Introducing AutoTypeViewPage<T>
When you derive a ViewPage from AutoTypeViewPage<T>, your ViewPage suddenly gets a little bit smarter.
Just change this:
public partial class ShowCat : ViewPage<ShowCatViewData> { ... }
… to this:
public partial class ShowCat : AutoTypeViewPage<ShowCatViewData> { ... }
and now you can use any of following three syntaxes to send the ViewData, and you’ll get the exact same strongly-typed ViewData in the ASPX page:
Syntax #1: Old-school dictionary
ViewData["Name"] = "Moo-moo"; ViewData["Age"] = 6; ViewData["HasFunnyFace"] = true; RenderView("ShowCat");Syntax #2: Explicitly-typed ViewData object
RenderView("ShowCat", new ShowCatViewData { Name = "Moo-moo", Age = 6, HasFunnyFace = true });Syntax #3: Anonymously-typed object
RenderView("ShowCat", new { Name = "Moo-moo", Age = 6, HasFunnyFace = true });
How interesting! Show me the code
OK, chill out. It’s very simple:
public class AutoTypeViewPage<TViewData> : ViewPage<TViewData> { protected override void SetViewData(object viewData) { if ((viewData == null) || (typeof(TViewData).IsAssignableFrom(viewData.GetType()))) // The incoming object is already of the right type base.SetViewData(viewData); else { // Convert the incoming object to a dictionary, if it isn't one already IDictionary suppliedProps = viewData as IDictionary; if (suppliedProps == null) suppliedProps = viewData.GetType().GetProperties() .ToDictionary(pi => pi.Name, pi => pi.GetValue(viewData, null)); // Construct a TViewData object, taking values from suppliedProps where available TViewData data = Activator.CreateInstance<TViewData>(); foreach (PropertyInfo allowedProp in typeof(TViewData).GetProperties()) if (suppliedProps.Contains(allowedProp.Name)) allowedProp.SetValue(data, suppliedProps[allowedProp.Name], null); base.SetViewData(data); } } }
Final notes
Apparently MonoRail has something vaguely related: DictionaryAdapter. It’s a bit different because what that does is take a pure interface and create a basic implementation via run-time code gen, so you don’t need a concrete implementation of the ViewData class - just an interface for it. If you were clever, you could combine that with the AutoTypeViewPage technique so that arbitrary incoming objects were converted to IMyInterface.

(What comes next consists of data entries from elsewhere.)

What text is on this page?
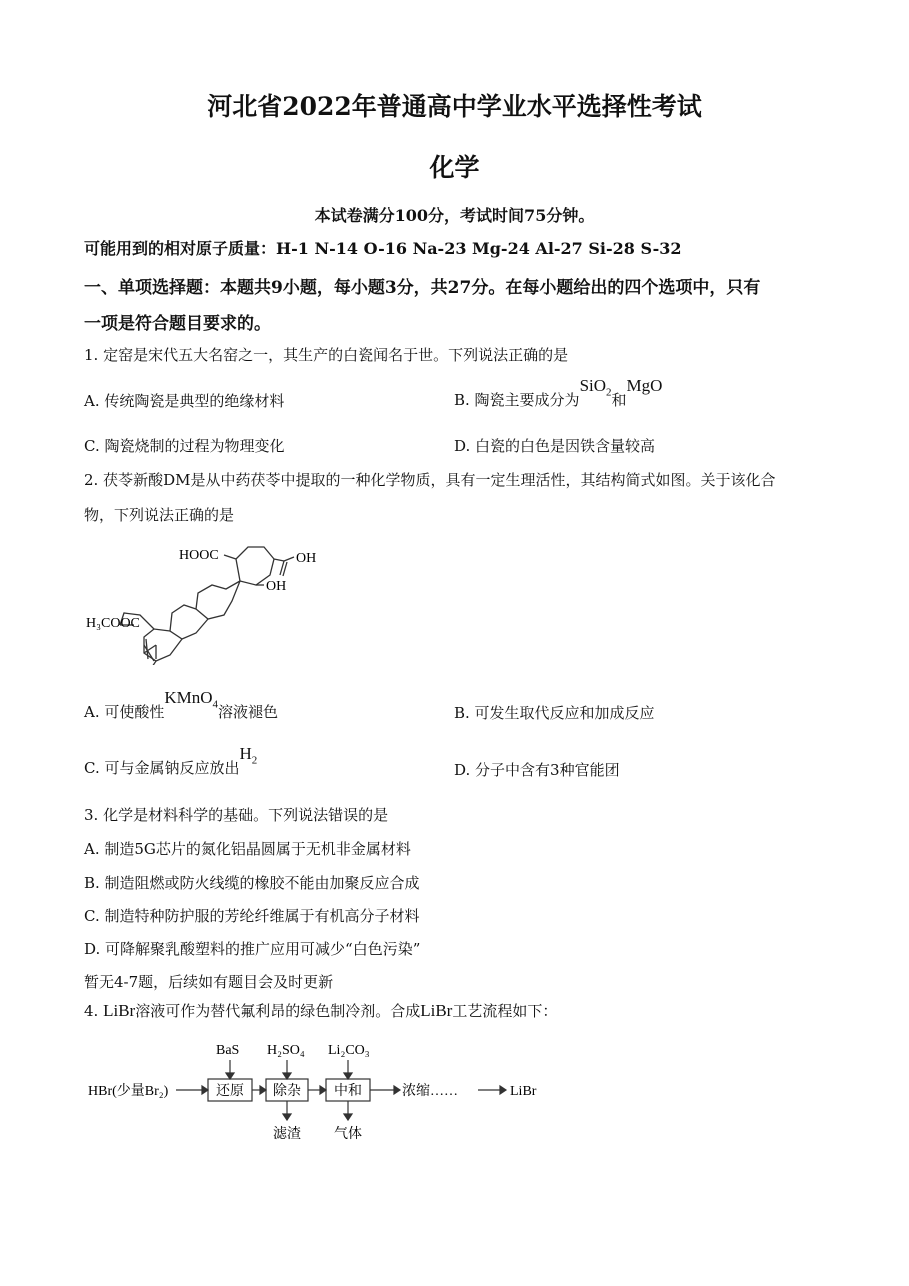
河北省2022年普通高中学业水平选择性考试
化学
本试卷满分100分，考试时间75分钟。
可能用到的相对原子质量：H-1 N-14 O-16 Na-23 Mg-24 Al-27 Si-28 S-32
一、单项选择题：本题共9小题，每小题3分，共27分。在每小题给出的四个选项中，只有
一项是符合题目要求的。
1. 定窑是宋代五大名窑之一，其生产的白瓷闻名于世。下列说法正确的是
A. 传统陶瓷是典型的绝缘材料	B. 陶瓷主要成分为SiO$_2$和MgO
C. 陶瓷烧制的过程为物理变化	D. 白瓷的白色是因铁含量较高
2. 茯苓新酸DM是从中药茯苓中提取的一种化学物质，具有一定生理活性，其结构简式如图。关于该化合
物，下列说法正确的是
HOOC	OH
OH
H₃COOC
A. 可使酸性KMnO$_4$溶液褪色	B. 可发生取代反应和加成反应
C. 可与金属钠反应放出$H_2$
D. 分子中含有3种官能团
3. 化学是材料科学的基础。下列说法错误的是
A. 制造5G芯片的氮化铝晶圆属于无机非金属材料
B. 制造阻燃或防火线缆的橡胶不能由加聚反应合成
C. 制造特种防护服的芳纶纤维属于有机高分子材料
D. 可降解聚乳酸塑料的推广应用可减少“白色污染”
暂无4-7题，后续如有题目会及时更新
4. LiBr溶液可作为替代氟利昂的绿色制冷剂。合成LiBr工艺流程如下：
HBr(少量Br₂)
BaS H₂SO₄ Li₂CO₃
还原 除杂 中和
滤渣 气体
浓缩……	LiBr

If you have any feedback, you know where to post!

February 23rd, 2008 at 5:09 pm
[…] ASP.NET MVC: Making Strongly-Typed ViewPages More Easily (Steve Sanderson) […]
February 27th, 2008 at 8:37 pm
Have you considered adding this to MVCContrib?

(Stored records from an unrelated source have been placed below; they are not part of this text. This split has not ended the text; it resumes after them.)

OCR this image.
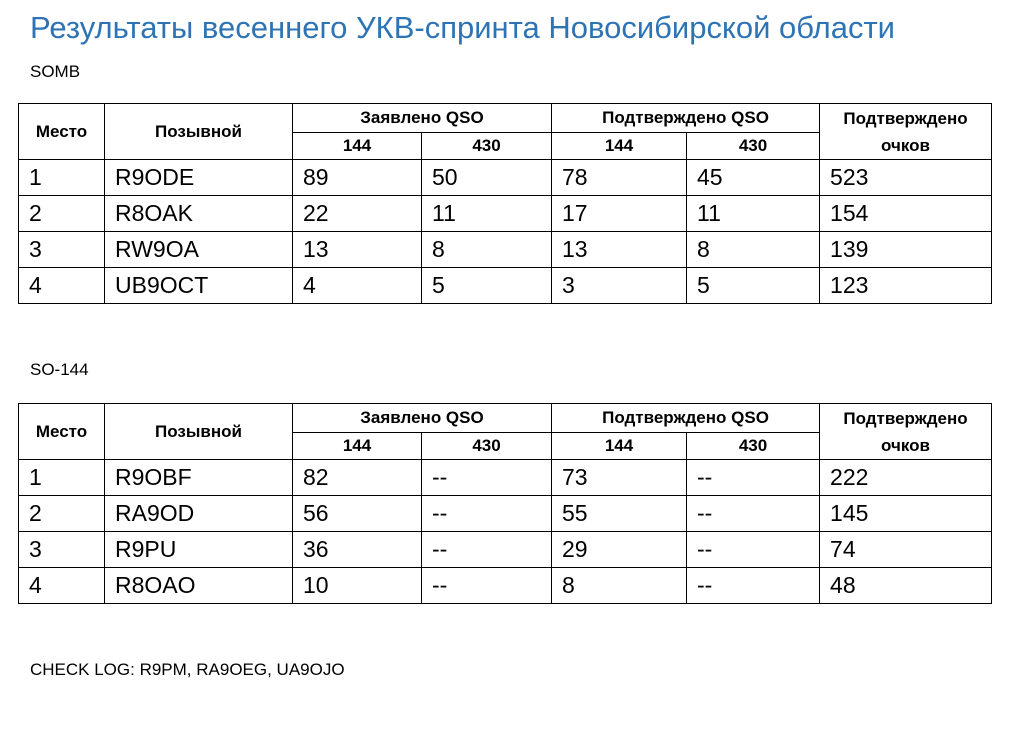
Результаты весеннего УКВ-спринта Новосибирской области
SOMB
Место	Позывной	Заявлено QSO		Подтверждено QSO		Подтверждено очков
		144	430	144	430	
1	R9ODE	89	50	78	45	523
2	R8OAK	22	11	17	11	154
3	RW9OA	13	8	13	8	139
4	UB9OCT	4	5	3	5	123
SO-144
Место	Позывной	Заявлено QSO		Подтверждено QSO		Подтверждено очков
		144	430	144	430	
1	R9OBF	82	--	73	--	222
2	RA9OD	56	--	55	--	145
3	R9PU	36	--	29	--	74
4	R8OAO	10	--	8	--	48
CHECK LOG: R9PM, RA9OEG, UA9OJO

February 29th, 2008 at 10:48 am
Ben, thanks for the suggestion - I’ve submitted it.
I also changed the name FlexiViewPage to AutoTypeViewPage because it’s more descriptive.
April 4th, 2008 at 8:25 pm
ViewData as an IDictionary is obviously not a strongly-typed collection. You’re exposing a misleading view of implied strongly-typed collection behavior over an underlying implementation that is obviously not strongly-typed. This is syntactic sugar and convenience methods, nothing more. Please don’t falsely advertise.

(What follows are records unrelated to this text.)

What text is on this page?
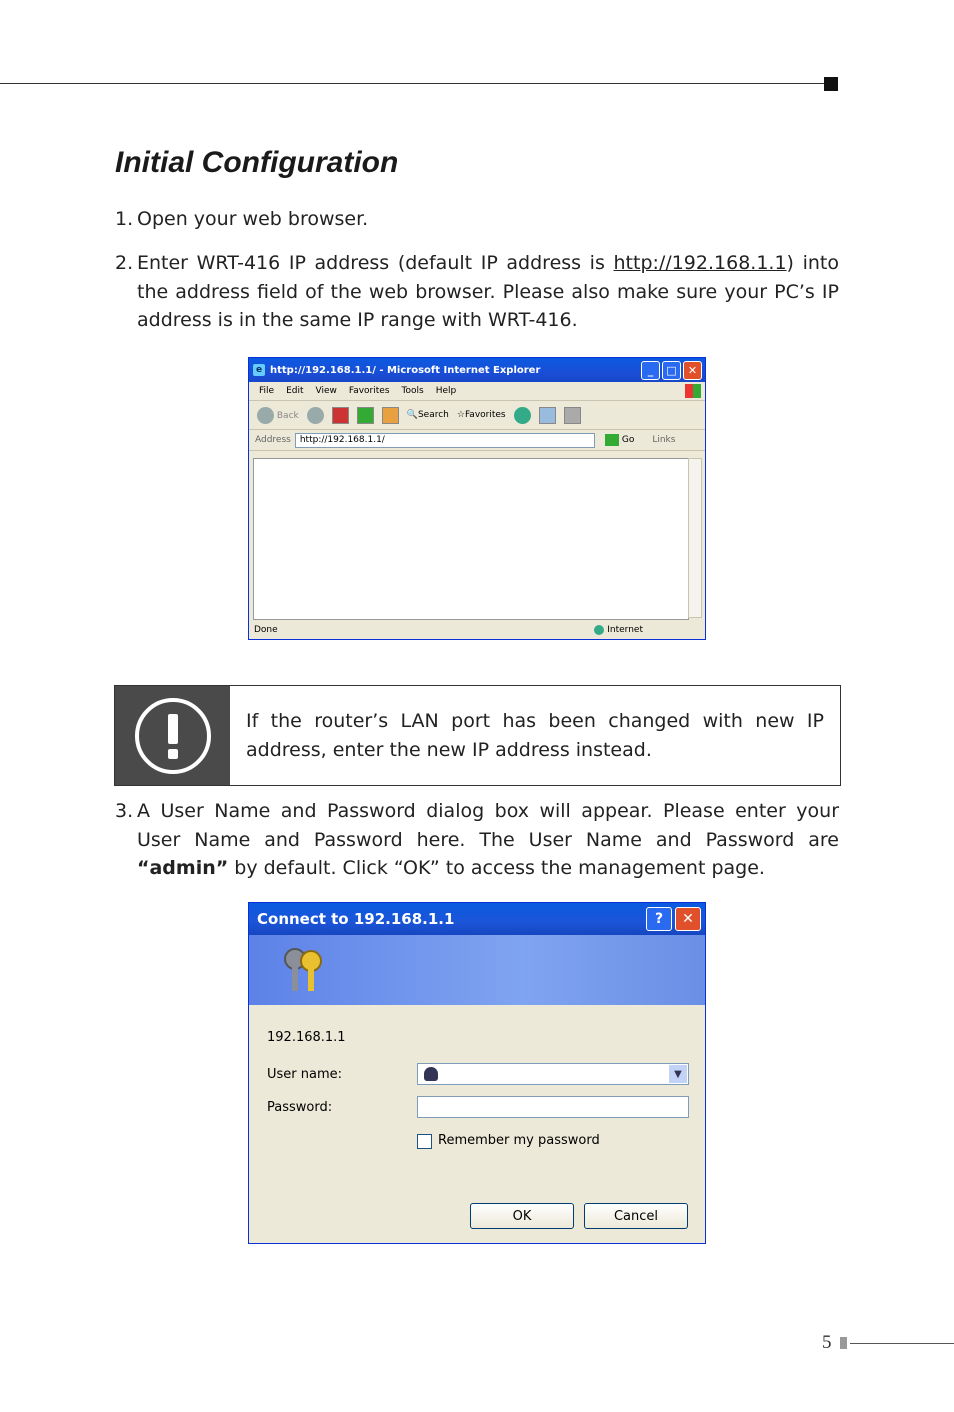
Initial Configuration
1. Open your web browser.
2. Enter WRT-416 IP address (default IP address is http://192.168.1.1) into the address field of the web browser. Please also make sure your PC’s IP address is in the same IP range with WRT-416.
e http://192.168.1.1/ - Microsoft Internet Explorer	_	□	✕
File Edit View Favorites Tools Help
Back	🔍Search ☆Favorites
Address http://192.168.1.1/	Go Links
Done	Internet
If the router’s LAN port has been changed with new IP address, enter the new IP address instead.
3. A User Name and Password dialog box will appear. Please enter your User Name and Password here. The User Name and Password are “admin” by default. Click “OK” to access the management page.
Connect to 192.168.1.1	?	✕
192.168.1.1
User name:	▼
Password:
Remember my password
OK	Cancel
5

April 6th, 2008 at 6:10 pm
Sweet. Thanks for sharing, Steve!
June 19th, 2008 at 6:12 pm
It seems to me the data container object is defined in the wrong place. The fact that you define it in the view means that the controller is dependent on the view, whereas it seems to me the dependency should go the other way - that is, downstream. In many senses this is similar to a DTO being passed in an SOA scenario. For that reason, I’d either define the data container object in the controller or in a location lateral to both the view and controller.
June 20th, 2008 at 9:32 pm
Nick, that’s an interesting point. The thing is, the controller is effectively dependent on the view whichever way round you do it. The controller is choosing to render a specific view for a specific purpose; it can hardly be agnostic of the view.
I often think of a view as being like a ‘function call’ that the controller can make. It chooses to call a certain view, and that view requires a specific data structure (yes, like a DTO) to be passed as a parameter. So the DTO definition is really owned by the view more than it’s owned by the controller.
You could define the DTO in your controller if you prefer. It just makes more sense to me for it to go with the view.